Ma particolarmente significativi sono i risultati della valutazione di impatto realizzata dalla Fondazione E. Zancan nell’ambito del progetto Sport Power, sviluppato tra il 2022 e il 2025 nei territori di Roma, Domusnovas, Napoli e Bari.

Tra i minori coinvolti è stato rilevato un aumento del 35% del senso di appartenenza alla comunità, mentre tra le famiglie si è registrata una riduzione del 19% dello stress familiare.

Sono dati che confermano come un intervento continuativo e multidisciplinare possa produrre ricadute che vanno ben oltre la pratica sportiva.»

Uno degli elementi più forti emersi durante il quindicesimo anniversario sono state proprio le testimonianze dei ragazzi. Quanto sono importanti queste storie?

«Sono fondamentali, perché raccontano ciò che i numeri da soli non possono mostrare.

Durante il convegno abbiamo ascoltato le esperienze di beneficiari ed ex beneficiari che hanno attraversato percorsi molto diversi. Simone, ad esempio, ha raccontato come il badminton e l’atletica lo abbiano aiutato a superare la timidezza e il disagio legato alla propria immagine, fino a sentirsi una persona più forte e coraggiosa.

Olaya, invece, è passata dall’essere beneficiaria a diventare parte integrante dello staff interno di Sport Senza Frontiere, occupandosi oggi dell’area amministrativa.

Federico, dopo aver partecipato al JOY Summer Camp in seguito al terremoto del Centro Italia, oggi lavora come educatore.

Sono percorsi che dimostrano anche il valore della restituzione: chi ha ricevuto un’opportunità può, a sua volta, mettere le proprie competenze al servizio dell’organizzazione e diventare una risorsa per altri ragazzi.»

Il vostro lavoro riguarda anche situazioni di emergenza e accoglienza. Quale ruolo può avere lo sport in questi contesti?

«Lo sport può rappresentare un primo spazio di normalità, relazione e ricostruzione.

Il progetto Sport di Prima Accoglienza, per esempio, è rivolto anche a bambini e famiglie che arrivano in Italia dopo essere fuggiti da situazioni di guerra. Durante il convegno, Malik, padre arrivato da Gaza, ha raccontato l’esperienza dei suoi quattro figli accolti nel programma e il significato che lo sport ha avuto nel loro percorso di inserimento.

In questi casi lo sport può contribuire a restituire ai bambini qualcosa che spesso viene perduto nei percorsi di fuga e di emergenza: la possibilità di tornare a giocare, socializzare, sentirsi accolti e guardare al futuro.»

Nel corso del convegno si è parlato anche di salute mentale e prevenzione del disagio psicologico. Perché è importante affrontare questi temi attraverso lo sport?

«Perché il benessere psicofisico dei giovani non può essere considerato separatamente dalla possibilità di vivere esperienze positive di relazione e partecipazione.
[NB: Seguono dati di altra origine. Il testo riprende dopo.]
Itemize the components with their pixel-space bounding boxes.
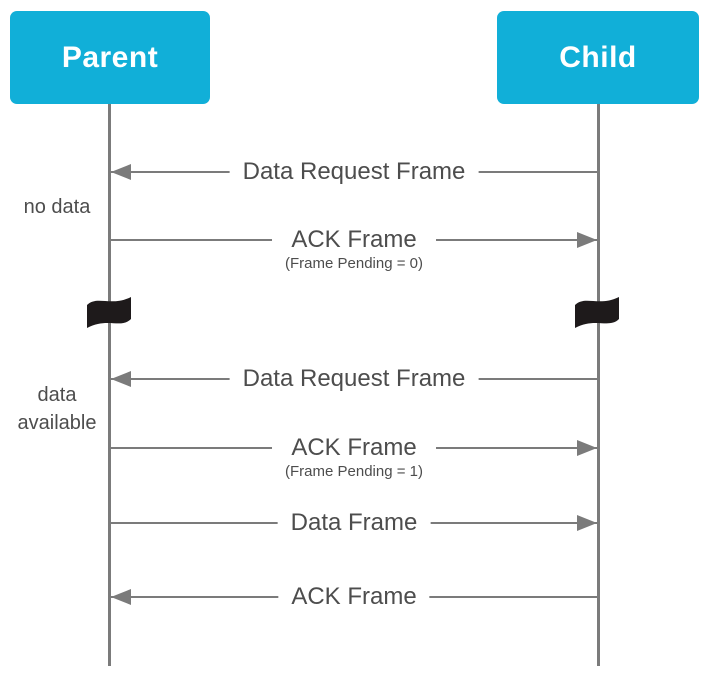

Il convegno ha messo in dialogo mondo accademico, professionisti e realtà sportive proprio per approfondire questo tema. È emersa l’importanza dell’attività fisica regolare e dello sport di gruppo anche nella prevenzione del disagio psicologico e nella costruzione di percorsi educativi capaci di sostenere i ragazzi nei contesti più fragili.
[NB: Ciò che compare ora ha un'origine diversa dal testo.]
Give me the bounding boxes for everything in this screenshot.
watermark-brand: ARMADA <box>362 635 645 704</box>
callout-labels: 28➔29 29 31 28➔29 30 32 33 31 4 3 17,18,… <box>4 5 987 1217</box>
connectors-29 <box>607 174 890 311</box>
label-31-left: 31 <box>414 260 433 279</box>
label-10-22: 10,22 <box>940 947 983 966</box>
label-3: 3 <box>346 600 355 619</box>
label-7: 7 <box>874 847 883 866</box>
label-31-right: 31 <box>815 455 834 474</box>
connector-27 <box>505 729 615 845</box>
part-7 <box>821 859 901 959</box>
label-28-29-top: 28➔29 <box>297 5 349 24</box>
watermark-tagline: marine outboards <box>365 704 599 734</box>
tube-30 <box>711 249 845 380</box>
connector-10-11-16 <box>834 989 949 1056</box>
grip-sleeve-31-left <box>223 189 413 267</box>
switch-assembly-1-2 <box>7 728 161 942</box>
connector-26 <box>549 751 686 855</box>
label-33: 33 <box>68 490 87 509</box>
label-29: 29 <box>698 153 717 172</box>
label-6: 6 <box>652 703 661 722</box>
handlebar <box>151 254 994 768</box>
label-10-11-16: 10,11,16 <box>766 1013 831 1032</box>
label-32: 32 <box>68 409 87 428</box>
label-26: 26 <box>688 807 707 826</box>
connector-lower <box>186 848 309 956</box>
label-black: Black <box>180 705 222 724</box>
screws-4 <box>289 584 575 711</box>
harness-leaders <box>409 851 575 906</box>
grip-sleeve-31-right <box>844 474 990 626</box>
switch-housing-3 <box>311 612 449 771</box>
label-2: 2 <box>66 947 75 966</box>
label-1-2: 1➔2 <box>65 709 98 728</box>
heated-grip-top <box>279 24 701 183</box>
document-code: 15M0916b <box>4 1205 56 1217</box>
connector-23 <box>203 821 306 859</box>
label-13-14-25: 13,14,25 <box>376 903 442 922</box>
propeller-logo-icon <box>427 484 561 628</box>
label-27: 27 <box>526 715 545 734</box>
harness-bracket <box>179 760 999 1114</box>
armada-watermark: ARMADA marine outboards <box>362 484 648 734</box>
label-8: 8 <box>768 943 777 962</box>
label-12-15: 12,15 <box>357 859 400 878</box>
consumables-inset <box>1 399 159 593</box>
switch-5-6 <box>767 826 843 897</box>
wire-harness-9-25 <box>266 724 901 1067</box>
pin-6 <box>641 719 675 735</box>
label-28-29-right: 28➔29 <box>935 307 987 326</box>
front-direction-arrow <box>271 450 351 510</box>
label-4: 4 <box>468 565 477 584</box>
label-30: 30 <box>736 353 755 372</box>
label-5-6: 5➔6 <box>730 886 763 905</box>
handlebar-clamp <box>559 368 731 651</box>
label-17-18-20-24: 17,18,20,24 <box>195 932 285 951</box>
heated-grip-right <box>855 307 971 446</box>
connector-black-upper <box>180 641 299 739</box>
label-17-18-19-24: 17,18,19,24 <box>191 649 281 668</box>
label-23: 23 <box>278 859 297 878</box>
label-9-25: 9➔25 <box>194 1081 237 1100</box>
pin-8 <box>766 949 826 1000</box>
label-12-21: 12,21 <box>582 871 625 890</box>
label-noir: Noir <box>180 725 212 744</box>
Per Sport Senza Frontiere significa continuare a considerare lo sport come una componente di un intervento più ampio, nel quale competenze educative, psicologiche e sportive lavorano insieme.»

Dopo questi primi 15 anni, quali sono le prossime sfide?

«La sfida è crescere senza perdere la qualità del modello.

Sport Senza Frontiere vuole aumentare il proprio impatto e raggiungere nuovi territori, a partire da Palermo, continuando a lavorare sulla qualità e sull’interdisciplinarità dell’intervento.

Ma c’è anche una sfida culturale: fare in modo che il diritto allo sport diventi sempre più concreto, soprattutto per i bambini e i ragazzi che vivono situazioni di maggiore vulnerabilità.»

Se doveste riassumere in una frase il significato di questi 15 anni, quale sarebbe?

«Che nessun bambino dovrebbe essere escluso dalla possibilità di scoprire, attraverso lo sport, le proprie capacità e il proprio futuro.

In quindici anni abbiamo visto che quando lo sport diventa accessibile non cambia soltanto il modo in cui un ragazzo pratica una disciplina: possono cambiare la sua fiducia, le sue relazioni, il suo senso di appartenenza e la sua capacità di immaginarsi nel futuro.

È questa la ragione per cui continuiamo a correre: perché lo sport possa essere davvero un diritto e un’opportunità per tutti.»